Figure 1 Multi-layered pathological mechanisms of male infertility revealed by single-cell transcriptomics. The pathological cascade initiates with testicular niche dysfunction (Sertoli cell maturation arrest, M1-like macrophage polarization, Leydig cell decline), amplified by endogenous aging and environmental exposures, converging on NLRP3 inflammasome and mammalian target of rapamycin pathway activation. This leads to spermatogonial stem cell depletion and spermatogenic failure. Genetic variants and transgenerational epigenetic inheritance via sperm small non-coding RNAs further modulate susceptibility. Red denotes pathological states; blue indicates therapeutic intervention points. SSC: Spermatogonial stem cell; NOA: Non-obstructive azoospermia.
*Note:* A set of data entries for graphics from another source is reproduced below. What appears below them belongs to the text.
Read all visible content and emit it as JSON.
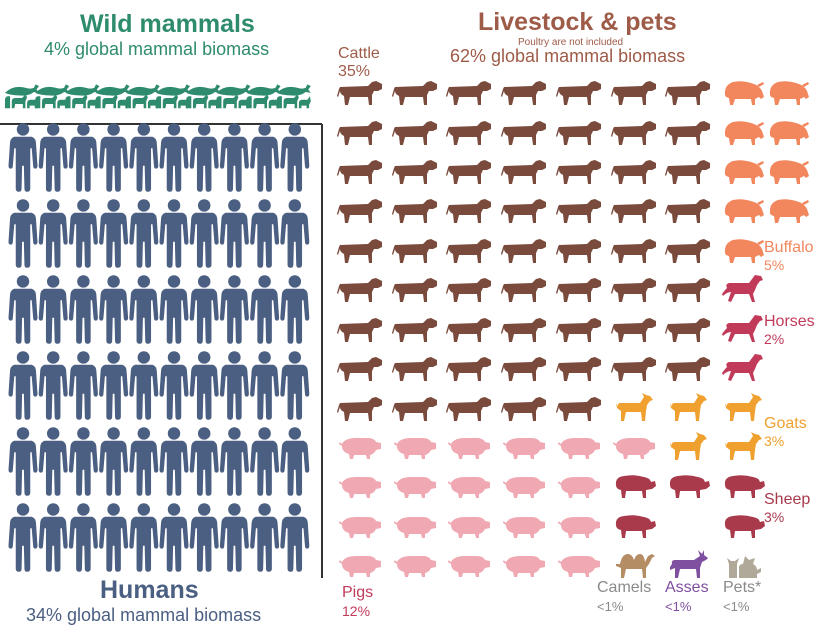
{
  "colors": {
    "wild": "#2e8b6e",
    "humans": "#4a5f82",
    "livestock_title": "#9e5b48",
    "cattle": "#7a4a3c",
    "buffalo": "#f2875d",
    "horses": "#c23a5a",
    "goats": "#f0a02e",
    "sheep": "#a83a4c",
    "pigs": "#f0a8b2",
    "camels": "#b58d64",
    "asses": "#7f4fa0",
    "pets": "#b0a898",
    "grey_text": "#8a8a8a"
  },
  "header": {
    "wild_title": "Wild mammals",
    "wild_subtitle": "4% global mammal biomass",
    "livestock_title": "Livestock & pets",
    "livestock_note": "Poultry are not included",
    "livestock_subtitle": "62% global mammal biomass"
  },
  "footer": {
    "humans_title": "Humans",
    "humans_subtitle": "34% global mammal biomass"
  },
  "chart_data": {
    "type": "pictogram",
    "unit_note": "",
    "groups": [
      {
        "name": "Wild mammals",
        "share_pct": 4,
        "icons": 10
      },
      {
        "name": "Humans",
        "share_pct": 34,
        "icons": 60
      },
      {
        "name": "Cattle",
        "share_pct": 35,
        "icons": 63
      },
      {
        "name": "Buffalo",
        "share_pct": 5,
        "icons": 9
      },
      {
        "name": "Horses",
        "share_pct": 2,
        "icons": 3
      },
      {
        "name": "Goats",
        "share_pct": 3,
        "icons": 5
      },
      {
        "name": "Sheep",
        "share_pct": 3,
        "icons": 5
      },
      {
        "name": "Pigs",
        "share_pct": 12,
        "icons": 24
      },
      {
        "name": "Camels",
        "share_pct": "<1",
        "icons": 1
      },
      {
        "name": "Asses",
        "share_pct": "<1",
        "icons": 1
      },
      {
        "name": "Pets",
        "share_pct": "<1",
        "icons": 1
      }
    ],
    "labels": {
      "cattle": {
        "name": "Cattle",
        "value": "35%"
      },
      "buffalo": {
        "name": "Buffalo",
        "value": "5%"
      },
      "horses": {
        "name": "Horses",
        "value": "2%"
      },
      "goats": {
        "name": "Goats",
        "value": "3%"
      },
      "sheep": {
        "name": "Sheep",
        "value": "3%"
      },
      "pigs": {
        "name": "Pigs",
        "value": "12%"
      },
      "camels": {
        "name": "Camels",
        "value": "<1%"
      },
      "asses": {
        "name": "Asses",
        "value": "<1%"
      },
      "pets": {
        "name": "Pets*",
        "value": "<1%"
      }
    }
  }
}
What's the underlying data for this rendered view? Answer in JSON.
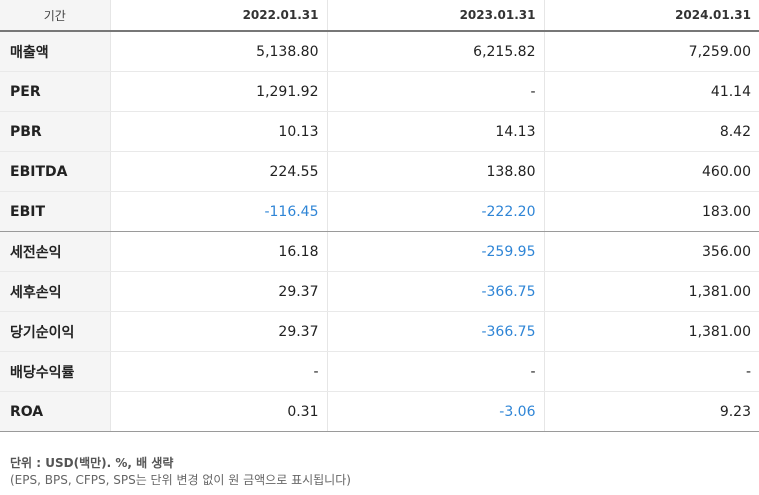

Figure 2 Translational barriers from single-cell discoveries to clinical implementation. The translational gap comprises three interconnected barriers: Technical limitations (batch effects, spatial information loss), data biases (geographic underrepresentation of non-European populations risking therapy failures in neglected groups), and ethical/socioeconomic challenges (germline editing concerns, healthcare inequity, data privacy). Bridging this gap requires globally diverse cohorts, bias-aware artificial intelligence integration, and equitable governance frameworks. scRNA-seq: Single-cell RNA sequencing; RCT: Randomised controlled trial.